Practice of corporate finance and approach of regulators
The cost of capital is generally calculated as the weighted sum of the costs of the different sources of financing used by a firm: equity and debt, in their usual distinction. The Weighted Average Cost of Capital is a fundamental element of corporate finance. Financial analysts, investors use it systematically when they seek to value and select their investments, whether it be shares or industrial projects. It thus serves as a discount rate applied to future cash flows to derive a net present value, or as a threshold value for estimating the profitability of an investment. In network industries subject to regulation, the WACC is also determined by regulators that directly affects operators' revenues. Applied to the Regulated Asset Base to obtain the capital charge, the fixed rate is a sensitive value in cost-oriented infrastructure pricing (operating and investment charges being more explicit).
The pre-tax cost of debt is usually modeled by the formula:
CD = Rf + d,
- where Rf is the risk-free rate ;
- and · d, the credit risk premium, a measure of the higher return compensating for the risk of default.
The Financial Asset Evaluation Model is most commonly used to determine the cost of after-tax equity:
CE = Rf + β.EMRP,
- where: · EMRP is the market risk premium, the additional return that shareholders expect to hold risky assets rather than risk-free assets ;
- and · beta, a measure of the firm's exposure to market or systemic risk.
Thus, given the privileged tax treatment of debt, an after-tax formulation of the cost of capital is:
WACC = (1-g).( Rf +β.EMRP)+g.(1-t) ( Rf +d),
where: g is the leverage ratio, and t, the tax rate
The issue of determining parameters
In theory, the parameters of the WACC used in corporate finance are determined in a purely forward-looking way over the duration of the investment (even if, sometimes, past developments serve as a reference for this purpose). For example, the beta calculated from market data is reduced to an economic beta stripped of the effect of debt on the company's risk profile, then "re-indebted" with a forecasted leverage. The WACC used in valuation calculations should be constantly updated based on the most recent data, such as the prevailing risk-free rate.

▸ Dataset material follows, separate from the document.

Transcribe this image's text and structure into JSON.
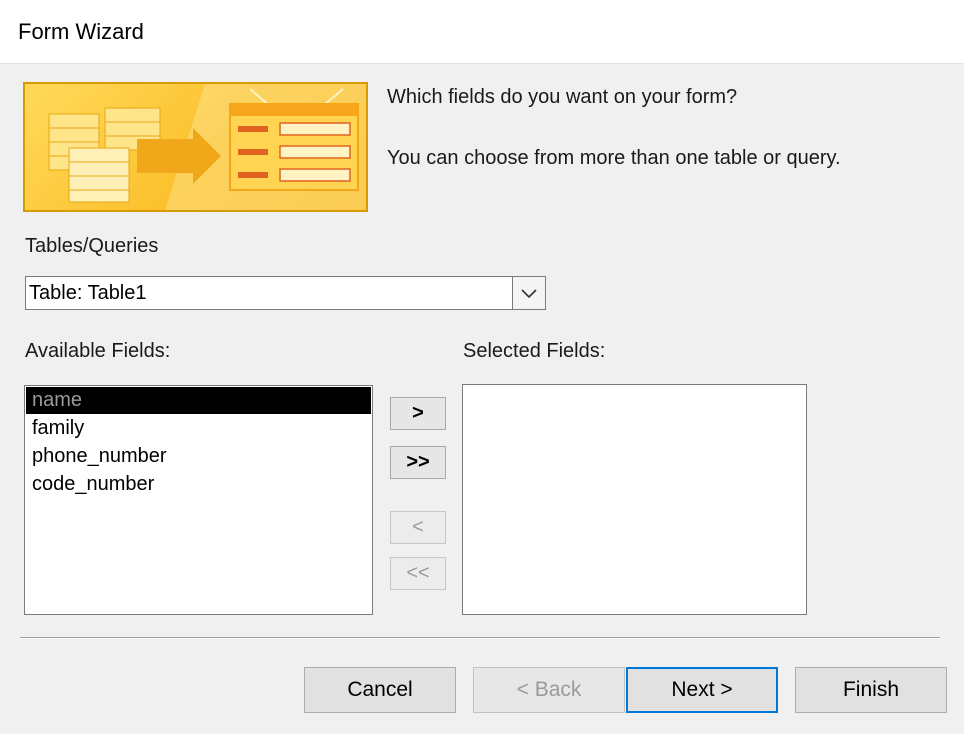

For regulators, concern for the stability of the rate, invariant during the regulation period, is a predominant criterion in their judgment. This allows operators to have some visibility. Regulated rates also differ in that they incorporate "normative" rather than forward-looking parameters. For example, an operator whose financial structure is clearly "sub-optimal" and destined to remain so for a certain time should not be over-remunerated as a result. It should be noted that for this g parameter, energy infrastructure regulators consider book values (as a percentage of RAB) rather than market values, as practiced in traditional corporate finance.
Compared to brokerage firms, regulators are also faced with the question of differentiating the normative WACCs according to the type of infrastructure. Beta is the parameter whose determination is, in this respect, the most delicate. But this should not lead to the choice of a value corresponding to that of the multi-activity listed group that incorporates the one being analysed, even if the reasoning on its specific risk profile relies mainly on qualitative considerations. The definition of the WACC is simple. The estimation of each of the component parameters, on the other hand, is a complex exercise as soon as one tackles it with a level of rigour proportional to the stakes. In practice, financial analysts tend to neglect this calculation to communicate essentially on the various developments likely to affect forecasted cash flows. Alternative methods, like the Arbitrage Pricing Theory which bypasses the choice of a unique financial structure in discounting cash flows, are also used. With the RAB, regulators have less latitude to adjust prices without touching the WACC. Moreover, they are now required to communicate, or even consult, more transparently on this rate, or rather these rates by asset class. But the choices are sometimes insufficiently motivated or not robust to analysis despite appearances.
Example of Achievement: Estimation of French WACCs for Gas and Electricity Infrastructures by Two Methods
At the instigation of the Energy Regulation Commission and in collaboration with PMP, Zelya conducted an original study on the WACC in two parts. The first was to carry out an "intelligent" benchmark of the rates retained by other European energy regulators. These, in essence, are of little interest when we want to compare them to the French situation. They were therefore reprocessed infrastructure by infrastructure, first to cover the same definitions (pre or post-tax rates, nominal or real) and focus on the same economic context (taxes). They were then adjusted relative to the RABs which, themselves, do not have the same scope according to the regulators. Finally, a last treatment of a more qualitative order focused on the assessment of the impact of the regulation system (price-cap, pass-through, volume risk, etc.) on the risk profile of the activity compared to the French framework. This has made it possible to compare foreign rates in a much more relevant way than with a "raw" benchmark. The second part is the more classic "internal calculation", parameter by parameter. This was based on a plurality of sources including data collected from regulators, economic literature and reprocessed market information from Bloomberg data. To differentiate the analysis by activity, a benchmark operators (beta, g) was also necessary. The comparison of results and old regulated rates thus allowed the regulator to make an informed choice of the new values to be retained.